Gelesis Inc. is sinking $12 million into its obesity-reducing effort. The Boston company announced Friday it had raised the double-digit amount to be used to advance experimental therapy Gelesis 100. The latest round of fundraising brings the total pot to $42 million for what the firm describes as a “smart pill” that controls the physiological symptoms of hunger.

“This approach is so unique that it’s not just ‘first-in-class,’ rather it represents a whole new class of therapies that has the potential to be a game changer in our arsenal for treating overweight, obese and pre-diabetic patients,” Dr. Caroline Apovian of the Boston University School of Medicine said in a statement.

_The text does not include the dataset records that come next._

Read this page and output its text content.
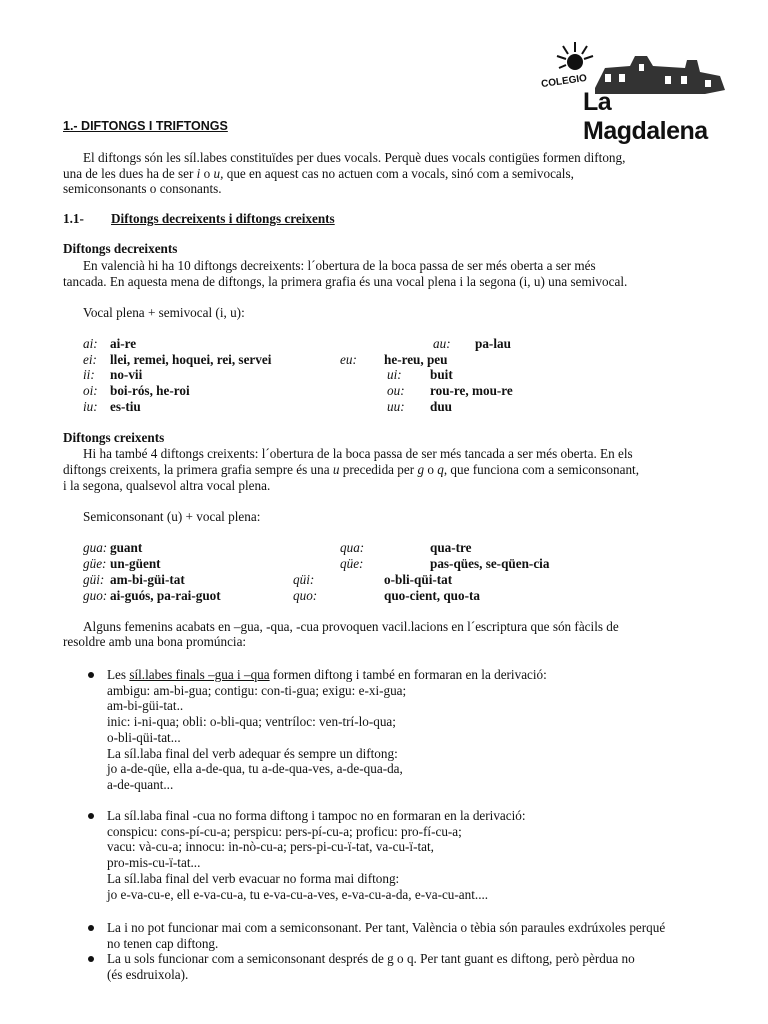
COLEGIO
La Magdalena
1.- DIFTONGS I TRIFTONGS
El diftongs són les síl.labes constituïdes per dues vocals. Perquè dues vocals contigües formen diftong,
una de les dues ha de ser i o u, que en aquest cas no actuen com a vocals, sinó com a semivocals,
semiconsonants o consonants.
1.1- Diftongs decreixents i diftongs creixents
Diftongs decreixents
En valencià hi ha 10 diftongs decreixents: l´obertura de la boca passa de ser més oberta a ser més
tancada. En aquesta mena de diftongs, la primera grafia és una vocal plena i la segona (i, u) una semivocal.
Vocal plena + semivocal (i, u):
ai: ai-re	au: pa-lau
ei: llei, remei, hoquei, rei, servei	eu: he-reu, peu
ii: no-vii	ui: buit
oi: boi-rós, he-roi	ou: rou-re, mou-re
iu: es-tiu	uu: duu
Diftongs creixents
Hi ha també 4 diftongs creixents: l´obertura de la boca passa de ser més tancada a ser més oberta. En els
diftongs creixents, la primera grafia sempre és una u precedida per g o q, que funciona com a semiconsonant,
i la segona, qualsevol altra vocal plena.
Semiconsonant (u) + vocal plena:
gua: guant	qua:	qua-tre
güe: un-güent	qüe:	pas-qües, se-qüen-cia
güi: am-bi-güi-tat	qüi:	o-bli-qüi-tat
guo: ai-guós, pa-rai-guot	quo:	quo-cient, quo-ta
Alguns femenins acabats en –gua, -qua, -cua provoquen vacil.lacions en l´escriptura que són fàcils de
resoldre amb una bona promúncia:
Les síl.labes finals –gua i –qua formen diftong i també en formaran en la derivació:
ambigu: am-bi-gua; contigu: con-ti-gua; exigu: e-xi-gua;
am-bi-güi-tat..
inic: i-ni-qua; obli: o-bli-qua; ventríloc: ven-trí-lo-qua;
o-bli-qüi-tat...
La síl.laba final del verb adequar és sempre un diftong:
jo a-de-qüe, ella a-de-qua, tu a-de-qua-ves, a-de-qua-da,
a-de-quant...
La síl.laba final -cua no forma diftong i tampoc no en formaran en la derivació:
conspicu: cons-pí-cu-a; perspicu: pers-pí-cu-a; proficu: pro-fí-cu-a;
vacu: và-cu-a; innocu: in-nò-cu-a; pers-pi-cu-ï-tat, va-cu-ï-tat,
pro-mis-cu-ï-tat...
La síl.laba final del verb evacuar no forma mai diftong:
jo e-va-cu-e, ell e-va-cu-a, tu e-va-cu-a-ves, e-va-cu-a-da, e-va-cu-ant....
La i no pot funcionar mai com a semiconsonant. Per tant, València o tèbia són paraules exdrúxoles perqué
no tenen cap diftong.
La u sols funcionar com a semiconsonant després de g o q. Per tant guant es diftong, però pèrdua no
(és esdruixola).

Prescription weight-loss medications have the appearance of being a hot spot, but drugs including Vivus’s Qsymia and Arena’s Belviq have been having a hard time gaining mindshare among doctors, patients and payers. The slow prescription uptake these drugs have experienced highlights the dissonance that can surround a product that supporters may perceive as a simple solution to a health issue and how it plays out in the marketplace.

The American Medical Association endorsed a mind shift of sorts last year when it classified obesity as a disease, a move which added a medical imprimatur to the idea that there is a lot more to being overweight than the inability or unwillingness to refuse an extra helping.

The complexity behind the condition is getting greater attention from both a medical standpoint in terms of its association with cancer, diabetes and other co-morbid conditions, as well as the food-science standpoint, as seen by efforts such as Katie Couric’s “Fed Up” documentary which teases information such as whether a calorie is a calorie, or if the source of the calorie determines if the body will torch it or store it as fat.

Meanwhile, a Friday announcement by Novo Nordisk shows that new drugs aren’t necessarily the only prescription solution to join the fray. The Danish drugmaker said results of a Phase-III study using its diabetes medication Victoza for weight loss showed patients taking the 3mg dose in conjunction with a diet-and-exercise regimen had an 8% weight loss compared to patients on placebo, who had a 2.6% weight loss.

The company submitted an sNDA for the new indication with the FDA in December 2013, and has also filed a similar request with the European Medicines Agency.